If a Soldier is not required to have an FCP but chooses to prepare one, he should ideally complete it before he deploys.  However, if a Soldier does not create a plan before deployment, or later wants to make changes to an established plan, he can do it downrange, Major Hookness said.  
But while a Soldier can complete an FCP away from home, a spouse cannot create one without the Soldier.

While the FCP can cover the guardianship of children in the event of a spouse’s death or incapacitation, legal officials recommend that families also consider granting powers of attorney that allow the guardian to act fully on the children’s behalf.

Capt.
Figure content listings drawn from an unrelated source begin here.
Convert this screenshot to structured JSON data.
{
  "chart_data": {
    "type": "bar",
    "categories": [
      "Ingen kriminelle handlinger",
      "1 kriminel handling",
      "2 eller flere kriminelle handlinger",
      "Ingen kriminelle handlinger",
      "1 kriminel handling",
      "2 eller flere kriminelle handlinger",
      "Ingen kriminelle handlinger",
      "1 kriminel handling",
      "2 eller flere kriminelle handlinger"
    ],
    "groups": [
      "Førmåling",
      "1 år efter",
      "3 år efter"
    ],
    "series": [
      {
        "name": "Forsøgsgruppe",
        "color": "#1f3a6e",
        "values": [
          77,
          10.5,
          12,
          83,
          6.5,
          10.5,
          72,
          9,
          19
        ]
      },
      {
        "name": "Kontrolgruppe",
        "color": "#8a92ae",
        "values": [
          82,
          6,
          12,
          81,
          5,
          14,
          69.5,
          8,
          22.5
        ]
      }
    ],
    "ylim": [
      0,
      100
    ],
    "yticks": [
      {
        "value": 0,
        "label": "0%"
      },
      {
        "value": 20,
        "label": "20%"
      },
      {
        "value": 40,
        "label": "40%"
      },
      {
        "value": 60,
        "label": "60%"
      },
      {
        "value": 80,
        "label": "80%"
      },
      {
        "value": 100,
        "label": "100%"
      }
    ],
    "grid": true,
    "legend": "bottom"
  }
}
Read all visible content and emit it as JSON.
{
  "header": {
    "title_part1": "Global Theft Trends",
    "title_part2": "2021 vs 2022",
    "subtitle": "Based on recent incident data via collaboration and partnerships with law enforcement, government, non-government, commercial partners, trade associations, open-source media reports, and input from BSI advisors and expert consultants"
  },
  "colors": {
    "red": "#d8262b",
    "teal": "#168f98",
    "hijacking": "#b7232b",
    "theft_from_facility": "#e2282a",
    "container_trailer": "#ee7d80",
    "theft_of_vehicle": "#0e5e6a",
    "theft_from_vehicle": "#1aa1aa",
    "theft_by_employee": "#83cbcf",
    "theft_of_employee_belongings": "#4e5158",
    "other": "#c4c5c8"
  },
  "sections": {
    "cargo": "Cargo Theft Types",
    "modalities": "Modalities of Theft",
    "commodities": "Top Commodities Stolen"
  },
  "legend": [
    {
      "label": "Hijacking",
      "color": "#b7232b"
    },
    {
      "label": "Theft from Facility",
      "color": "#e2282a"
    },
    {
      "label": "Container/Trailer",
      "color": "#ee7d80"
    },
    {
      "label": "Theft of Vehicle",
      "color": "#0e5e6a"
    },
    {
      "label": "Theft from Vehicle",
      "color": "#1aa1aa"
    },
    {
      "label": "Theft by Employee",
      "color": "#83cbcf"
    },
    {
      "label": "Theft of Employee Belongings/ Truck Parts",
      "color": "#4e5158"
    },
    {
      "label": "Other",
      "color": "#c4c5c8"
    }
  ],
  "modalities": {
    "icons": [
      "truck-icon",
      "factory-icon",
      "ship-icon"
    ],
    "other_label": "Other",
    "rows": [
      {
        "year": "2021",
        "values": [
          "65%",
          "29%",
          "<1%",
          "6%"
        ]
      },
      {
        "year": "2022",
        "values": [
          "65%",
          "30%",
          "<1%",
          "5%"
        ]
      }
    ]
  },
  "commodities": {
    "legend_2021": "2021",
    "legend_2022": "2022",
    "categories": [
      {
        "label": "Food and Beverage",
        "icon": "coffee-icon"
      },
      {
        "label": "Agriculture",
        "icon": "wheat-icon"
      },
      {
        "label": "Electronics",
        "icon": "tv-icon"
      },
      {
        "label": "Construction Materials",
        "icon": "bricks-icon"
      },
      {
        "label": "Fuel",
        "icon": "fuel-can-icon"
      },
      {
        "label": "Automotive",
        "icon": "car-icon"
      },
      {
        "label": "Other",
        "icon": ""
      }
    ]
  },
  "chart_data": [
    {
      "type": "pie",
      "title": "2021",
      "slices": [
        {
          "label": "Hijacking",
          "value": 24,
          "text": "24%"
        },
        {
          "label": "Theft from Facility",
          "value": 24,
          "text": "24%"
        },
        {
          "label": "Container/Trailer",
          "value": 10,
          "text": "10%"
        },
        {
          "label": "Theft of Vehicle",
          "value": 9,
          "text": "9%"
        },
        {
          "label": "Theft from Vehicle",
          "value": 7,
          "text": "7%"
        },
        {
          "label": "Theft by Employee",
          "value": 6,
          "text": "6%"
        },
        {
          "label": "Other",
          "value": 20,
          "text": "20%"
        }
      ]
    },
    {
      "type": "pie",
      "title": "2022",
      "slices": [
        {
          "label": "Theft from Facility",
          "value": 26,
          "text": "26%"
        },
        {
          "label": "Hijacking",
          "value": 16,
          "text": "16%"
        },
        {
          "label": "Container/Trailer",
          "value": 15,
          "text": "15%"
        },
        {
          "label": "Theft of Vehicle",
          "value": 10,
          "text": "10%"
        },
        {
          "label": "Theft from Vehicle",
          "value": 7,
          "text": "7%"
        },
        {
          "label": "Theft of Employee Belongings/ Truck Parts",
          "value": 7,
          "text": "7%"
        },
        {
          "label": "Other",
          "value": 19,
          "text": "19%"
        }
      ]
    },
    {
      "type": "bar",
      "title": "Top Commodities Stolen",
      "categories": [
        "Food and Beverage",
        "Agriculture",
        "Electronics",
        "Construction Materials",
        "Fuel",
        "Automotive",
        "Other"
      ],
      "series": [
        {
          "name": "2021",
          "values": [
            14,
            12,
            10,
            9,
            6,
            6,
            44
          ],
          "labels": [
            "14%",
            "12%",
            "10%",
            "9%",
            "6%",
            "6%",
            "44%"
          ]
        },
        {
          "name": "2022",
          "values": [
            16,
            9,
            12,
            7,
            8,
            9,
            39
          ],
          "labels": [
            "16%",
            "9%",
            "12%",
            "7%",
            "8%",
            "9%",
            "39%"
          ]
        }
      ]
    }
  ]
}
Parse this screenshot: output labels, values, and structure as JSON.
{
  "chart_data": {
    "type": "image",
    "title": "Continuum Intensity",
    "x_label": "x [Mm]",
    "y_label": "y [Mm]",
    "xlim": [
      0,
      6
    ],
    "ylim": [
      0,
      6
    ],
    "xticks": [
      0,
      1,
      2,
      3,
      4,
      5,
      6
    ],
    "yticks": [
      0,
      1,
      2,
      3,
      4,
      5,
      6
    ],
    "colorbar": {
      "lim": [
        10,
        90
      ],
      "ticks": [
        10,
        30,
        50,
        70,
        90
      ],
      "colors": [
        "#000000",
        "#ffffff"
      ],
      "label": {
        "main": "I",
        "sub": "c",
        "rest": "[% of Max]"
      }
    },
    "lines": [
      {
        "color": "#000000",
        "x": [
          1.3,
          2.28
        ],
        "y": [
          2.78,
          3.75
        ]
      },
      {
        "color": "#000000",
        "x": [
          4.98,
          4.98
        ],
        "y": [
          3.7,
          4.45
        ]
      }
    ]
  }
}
Christine Duey, chief of client services for the V Corps Office of the Staff Judge Advocate, recommended that parents create two powers of attorney.  She explained a general guardianship power of attorney allows the designated caregiver to do things such as pick up or drop off children at school or day care and register children for school, and a health care power of attorney that lets the guardian seek routine or emergency medical treatment for the children.

Captain Duey also pointed out that Soldiers should discuss their plans with those whom they intend to designate as caregivers for their children, prior to preparing their plans.  

She said it’s particularly important to keep in mind that a designated caregiver who is in the U.S. would not be able to provide immediate short-term assistance in an emergency, and that while a parent can nominate any person as a caregiver, the nominated person is not legally bound fulfill that responsibility.  

Sgt. 1st Class Daniel Pletcher, NCOIC of the exercises section of the V Corps operations division, is one example of a Soldier who has an FCP because he believes it’s a good idea.  Though he’s not required by regulation to have one.
“I have seen what can happen when Soldiers don’t have one, or have one that isn’t done right,” he said.

Legal and personnel officials stressed that Family Care Plans and powers of attorney are not intended to be permanent.

They also stressed that because every family’s needs are different, Soldiers should visit their legal, personnel, army community and social work offices before completing a Family Care Plan.